Wednesday, August 19, 2015

In 2013-14 every UK taxpayer spent £252.53 on looking after nuclear waste. Why make more?


We don't know what to do with nuclear waste, which is toxic for thousands of years and is extremely expensive to look after. In 2013-14 every UK taxpayer spent a staggering £252.53 on looking after this waste. Why make more?

How much is there? 

4.5 million cubic metres (4.9 million tonnes), enough to fill Wembley Stadium four times over. 1,100 cubic metres is very dangerous high level waste and 290,000 cubic metres is intermediate level waste. It's managed by a government body called the Nuclear Decommissioning Authority (NDA).

4% more will be produced in the future from the UK's continuing nuclear defence capability (waste estimated up to 2060) and its continuing nuclear-powered submarine programme (waste estimated up to 2100). [Source: NDA]

How much does it cost?

It costs £3.31 billion a year to manage the nuclear waste mountain, of which £2.09 billion comes from taxpayers. [Source: NDA]

The government funding comes from the Department for Energy and Climate Change (DECC). Its total annual budget last year (2014-15) was £3.4 billion, so two thirds of this is for looking after Britain's nuclear waste mountain.

So on this basis, every one of the 29.7 million taxpayers in the UK spends £114.48 a year on looking after nuclear waste.

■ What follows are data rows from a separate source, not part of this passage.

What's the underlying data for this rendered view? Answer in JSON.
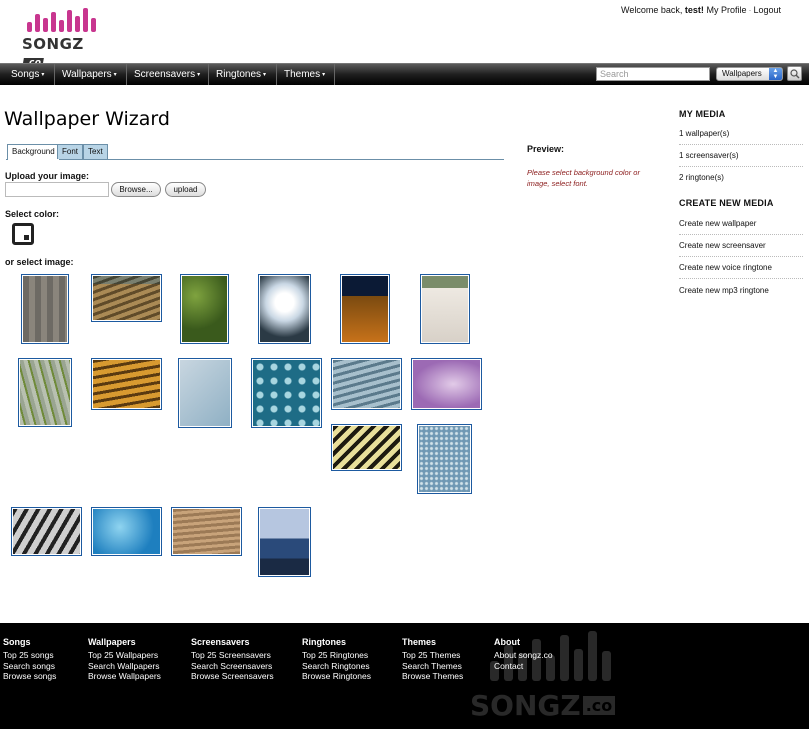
{
  "brand": {
    "logo_text": "SONGZ",
    "logo_suffix": ".co",
    "accent": "#cc3399"
  },
  "userbar": {
    "welcome": "Welcome back,",
    "username": "test!",
    "profile": "My Profile",
    "sep": "·",
    "logout": "Logout"
  },
  "nav": {
    "items": [
      {
        "label": "Songs",
        "caret": "▾"
      },
      {
        "label": "Wallpapers",
        "caret": "▾"
      },
      {
        "label": "Screensavers",
        "caret": "▾"
      },
      {
        "label": "Ringtones",
        "caret": "▾"
      },
      {
        "label": "Themes",
        "caret": "▾"
      }
    ],
    "search_placeholder": "Search",
    "search_category": "Wallpapers",
    "search_icon": "magnifier-icon"
  },
  "main": {
    "title": "Wallpaper Wizard",
    "tabs": [
      {
        "label": "Background",
        "active": true
      },
      {
        "label": "Font",
        "active": false
      },
      {
        "label": "Text",
        "active": false
      }
    ],
    "upload_label": "Upload your image:",
    "browse_label": "Browse...",
    "upload_btn": "upload",
    "select_color_label": "Select color:",
    "select_image_label": "or select image:"
  },
  "preview": {
    "title": "Preview:",
    "message": "Please select background color or image, select font."
  },
  "sidebar": {
    "my_media_title": "MY MEDIA",
    "my_media": [
      "1 wallpaper(s)",
      "1 screensaver(s)",
      "2 ringtone(s)"
    ],
    "create_title": "CREATE NEW MEDIA",
    "create": [
      "Create new wallpaper",
      "Create new screensaver",
      "Create new voice ringtone",
      "Create new mp3 ringtone"
    ]
  },
  "footer": {
    "columns": [
      {
        "title": "Songs",
        "links": [
          "Top 25 songs",
          "Search songs",
          "Browse songs"
        ]
      },
      {
        "title": "Wallpapers",
        "links": [
          "Top 25 Wallpapers",
          "Search Wallpapers",
          "Browse Wallpapers"
        ]
      },
      {
        "title": "Screensavers",
        "links": [
          "Top 25 Screensavers",
          "Search Screensavers",
          "Browse Screensavers"
        ]
      },
      {
        "title": "Ringtones",
        "links": [
          "Top 25 Ringtones",
          "Search Ringtones",
          "Browse Ringtones"
        ]
      },
      {
        "title": "Themes",
        "links": [
          "Top 25 Themes",
          "Search Themes",
          "Browse Themes"
        ]
      },
      {
        "title": "About",
        "links": [
          "About songz.co",
          "Contact"
        ]
      }
    ]
  }
}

But this figure is not the same every year. In 2013/14, 95.8% of the roughly £7.9 billion DECC budget (£7.5 billion) went towards cleaning up the UK's nuclear legacy

Above: pie chart of the DEL budgetChart by Carbon Brief.

On this basis, every UK taxpayer spends £252.53 a year on looking after nuclear waste.

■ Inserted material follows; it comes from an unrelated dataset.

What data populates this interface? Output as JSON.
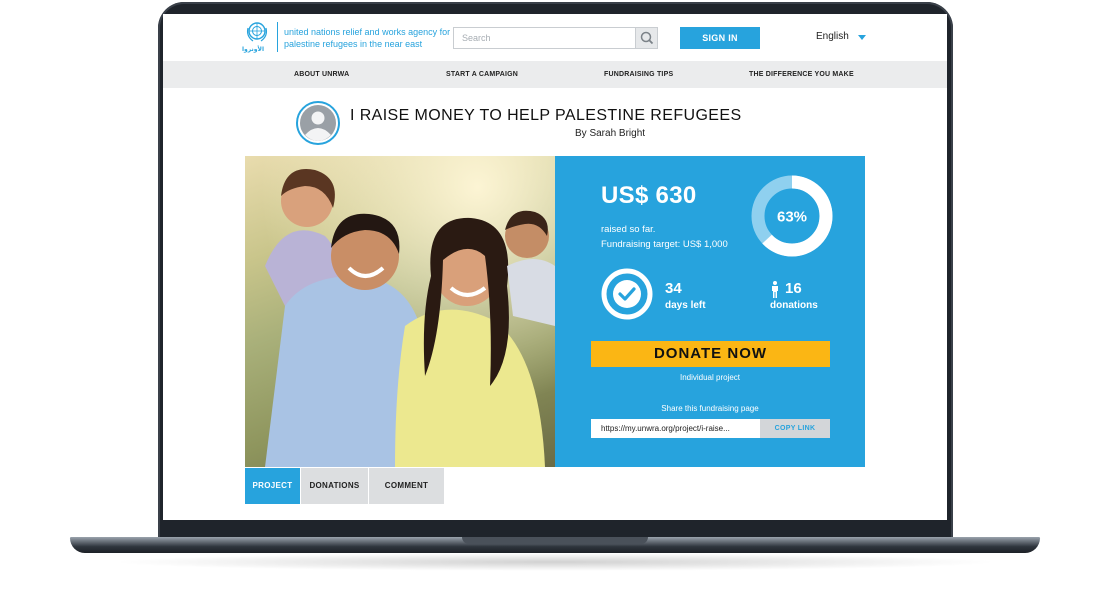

Whatever the average in the future will be, it will continue for hundreds, if not thousands of years. Perhaps as long into the future as the building of Stonehenge is in the past. And we have no idea why that was built, so will people in the future know what our relics are?



The above chart of DECC's budget during 2013/14 shows what government calls "annually managed expenditure" (AME). Most of this relates to nuclear decommissioning. Most went towards cleaning up the UK's nuclear legacy. Source: Cabinet Office and DECC annual report and accounts. Chart by Carbon Brief.

The costs are rising.

The estimated costs of cleaning up the Sellafield nuclear site rose an estimated £5 billion to £53 billion in February this year, according to a March statement from Public Accounts Committee chair Margaret Hodge. She says: "It has taken far too long for the Authority to deal with management incompetence at Sellafield".

A private consortium, Nuclear Management Partners (NMP), that had been running the clean-up at Sellafield was stripped of its contract in January for reasons of incompetence.

Until the recent cuts DECC's budget was just 1.2% of the total government budget. Since then it's been told by George Osborne to save a further £70 million. The nuclear waste amount can't be changed for safety reasons.

Since most of DECC's budget is for managing nuclear waste, shouldn't the department be renamed The Department for Nuclear Waste?

Where should the waste go?


It's now held in temporary storage ponds on the north west coast of England, in Sellafield. These ponds are deteriorating, and leaks occur. So for 50 years the government and the industry has been looking for a permanent storage place underground.

It has not found one, because nobody wants it beneath their feet, not even the good people of Sellafield themselves.

So, since April the government can override local councils and force nuclear waste dumps on a community, under a law that was rushed through in the final hours of the last parliament. This is like the recent announcement that would allow fracking anywhere that the onshore oil and gas industry wants, against local wishes, if the government says so.

Is this what you want?

None of the above gives me any reason to be confident about Britain building a new generation of nuclear power stations.

Renewable energy can give much better value for money and provide baseload power in the cases of hydroelectric and marine power, and renewable gas, while electricity storage solutions are fast-tracked for Research and Development to store intermittently generated electricity from wind and solar, without leaving a toxic and expensive legacy.